Saturday, June 11, 2016

What kind of strings have Kolmogorov complexity equal to their length ?

I have been doing some reading about Information Theory and Kolmogorov complexity lately. I just thought about the following problem. Consider a language of all C programs (strings) which print themselves, formally Let $$L_{self} = \{ w\,\, | w\,\, \mbox{is a C program which prints itself} \}$$.
Following is an example of a C program which prints itself (on a side-note the trick behind the construction is to use the ASCII values for quotes and newlines).

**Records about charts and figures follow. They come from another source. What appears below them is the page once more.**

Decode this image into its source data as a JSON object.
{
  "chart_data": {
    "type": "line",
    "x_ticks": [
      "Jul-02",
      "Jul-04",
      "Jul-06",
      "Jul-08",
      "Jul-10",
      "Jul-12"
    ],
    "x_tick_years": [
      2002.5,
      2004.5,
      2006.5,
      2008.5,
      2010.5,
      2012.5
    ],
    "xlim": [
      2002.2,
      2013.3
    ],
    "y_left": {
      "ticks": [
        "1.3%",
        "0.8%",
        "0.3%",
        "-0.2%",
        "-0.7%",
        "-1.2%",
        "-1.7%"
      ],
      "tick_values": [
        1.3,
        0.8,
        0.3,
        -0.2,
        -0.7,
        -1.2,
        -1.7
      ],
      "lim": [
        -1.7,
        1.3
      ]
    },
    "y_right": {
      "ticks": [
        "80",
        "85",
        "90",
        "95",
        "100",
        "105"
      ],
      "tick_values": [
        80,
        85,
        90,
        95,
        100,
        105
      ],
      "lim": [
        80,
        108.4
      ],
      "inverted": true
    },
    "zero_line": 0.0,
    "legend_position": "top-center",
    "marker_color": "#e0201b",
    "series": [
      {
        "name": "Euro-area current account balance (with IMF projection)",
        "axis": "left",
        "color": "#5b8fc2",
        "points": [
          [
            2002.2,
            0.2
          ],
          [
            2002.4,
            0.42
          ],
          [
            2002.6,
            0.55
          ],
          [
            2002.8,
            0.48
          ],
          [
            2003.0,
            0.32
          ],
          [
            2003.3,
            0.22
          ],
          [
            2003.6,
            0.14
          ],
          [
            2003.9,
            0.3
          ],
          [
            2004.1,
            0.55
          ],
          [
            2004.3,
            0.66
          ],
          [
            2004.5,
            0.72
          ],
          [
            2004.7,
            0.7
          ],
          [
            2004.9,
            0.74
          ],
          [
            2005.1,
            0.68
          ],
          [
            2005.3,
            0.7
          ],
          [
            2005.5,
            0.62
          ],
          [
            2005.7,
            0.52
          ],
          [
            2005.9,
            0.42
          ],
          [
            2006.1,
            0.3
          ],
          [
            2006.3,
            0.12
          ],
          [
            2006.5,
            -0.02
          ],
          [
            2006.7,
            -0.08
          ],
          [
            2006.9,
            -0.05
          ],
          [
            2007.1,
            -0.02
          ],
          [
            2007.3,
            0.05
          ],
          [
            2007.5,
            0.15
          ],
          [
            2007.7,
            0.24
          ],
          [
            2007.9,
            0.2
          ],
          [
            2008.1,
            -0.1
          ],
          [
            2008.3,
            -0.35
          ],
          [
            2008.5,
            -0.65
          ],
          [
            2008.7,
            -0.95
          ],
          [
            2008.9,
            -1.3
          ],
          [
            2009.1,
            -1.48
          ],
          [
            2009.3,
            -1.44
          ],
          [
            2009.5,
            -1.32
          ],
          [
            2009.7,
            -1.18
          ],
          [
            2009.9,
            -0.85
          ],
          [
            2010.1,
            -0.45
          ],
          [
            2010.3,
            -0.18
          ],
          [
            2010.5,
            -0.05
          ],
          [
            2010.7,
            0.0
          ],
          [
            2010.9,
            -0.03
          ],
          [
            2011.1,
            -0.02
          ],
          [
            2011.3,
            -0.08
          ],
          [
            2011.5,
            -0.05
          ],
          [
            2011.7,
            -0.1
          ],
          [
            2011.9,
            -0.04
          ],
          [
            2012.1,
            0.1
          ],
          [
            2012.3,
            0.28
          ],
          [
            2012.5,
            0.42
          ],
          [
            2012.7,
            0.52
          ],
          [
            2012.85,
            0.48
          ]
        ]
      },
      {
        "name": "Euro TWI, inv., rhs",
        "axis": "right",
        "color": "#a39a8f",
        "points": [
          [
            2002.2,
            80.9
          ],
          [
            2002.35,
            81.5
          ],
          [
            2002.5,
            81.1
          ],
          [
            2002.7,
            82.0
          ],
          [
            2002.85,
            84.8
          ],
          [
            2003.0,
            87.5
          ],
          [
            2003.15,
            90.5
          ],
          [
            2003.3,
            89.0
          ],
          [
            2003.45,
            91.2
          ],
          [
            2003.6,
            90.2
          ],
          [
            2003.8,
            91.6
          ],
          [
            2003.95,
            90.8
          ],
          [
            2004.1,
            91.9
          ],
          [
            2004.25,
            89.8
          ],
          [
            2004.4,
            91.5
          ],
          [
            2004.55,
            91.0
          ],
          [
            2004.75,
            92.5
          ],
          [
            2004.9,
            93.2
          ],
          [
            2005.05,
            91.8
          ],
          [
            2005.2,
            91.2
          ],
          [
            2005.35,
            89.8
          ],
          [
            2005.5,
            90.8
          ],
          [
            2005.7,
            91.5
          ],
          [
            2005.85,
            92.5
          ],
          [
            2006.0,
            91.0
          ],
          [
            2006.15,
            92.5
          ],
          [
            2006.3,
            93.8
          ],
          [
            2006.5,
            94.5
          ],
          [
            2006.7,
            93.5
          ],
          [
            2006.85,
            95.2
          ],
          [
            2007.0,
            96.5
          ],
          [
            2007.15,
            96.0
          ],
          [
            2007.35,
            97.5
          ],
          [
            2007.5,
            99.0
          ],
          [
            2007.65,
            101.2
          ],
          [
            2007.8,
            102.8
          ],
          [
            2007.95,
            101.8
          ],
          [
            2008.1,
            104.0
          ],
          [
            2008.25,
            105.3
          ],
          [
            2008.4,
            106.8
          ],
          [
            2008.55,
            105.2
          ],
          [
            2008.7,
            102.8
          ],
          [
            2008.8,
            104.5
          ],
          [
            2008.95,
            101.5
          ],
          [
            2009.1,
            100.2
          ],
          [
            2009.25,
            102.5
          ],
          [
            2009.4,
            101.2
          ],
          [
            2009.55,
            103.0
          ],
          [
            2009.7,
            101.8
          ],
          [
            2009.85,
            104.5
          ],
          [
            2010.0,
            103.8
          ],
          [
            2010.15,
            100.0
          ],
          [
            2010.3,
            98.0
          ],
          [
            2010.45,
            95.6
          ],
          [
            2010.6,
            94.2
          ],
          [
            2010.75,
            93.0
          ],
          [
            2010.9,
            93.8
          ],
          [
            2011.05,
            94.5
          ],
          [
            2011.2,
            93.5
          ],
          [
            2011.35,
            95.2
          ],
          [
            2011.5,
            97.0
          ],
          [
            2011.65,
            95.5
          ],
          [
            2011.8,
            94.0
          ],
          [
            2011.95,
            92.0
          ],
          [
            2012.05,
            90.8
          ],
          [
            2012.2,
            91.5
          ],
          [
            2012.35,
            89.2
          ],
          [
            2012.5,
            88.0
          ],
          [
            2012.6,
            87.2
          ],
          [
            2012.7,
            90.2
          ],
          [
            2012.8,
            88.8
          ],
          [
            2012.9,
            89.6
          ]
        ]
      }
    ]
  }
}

Clearly the Kolmogorov complexity of each w is less than or equal to the length of w -- given that we have constructed a program of length same as the string w.
I'm wondering if this is indeed optimal ? -- that is given a w, if its possible to produce a program to generate w and size strictly less than |w|.

char qt=34;
char nl=10;
char *str="char qt=34;%cchar nl=10;%cchar *str=%c%s%c;%cint main() {%c printf(str,nl,nl,qt,str,qt,nl,nl,nl,nl);%c}%c";
int main() {
 printf(str,nl,nl,qt,str,qt,nl,nl,nl,nl);
}

BTW, compile the program with
gcc -w 
to suppress warnings about header inclusion.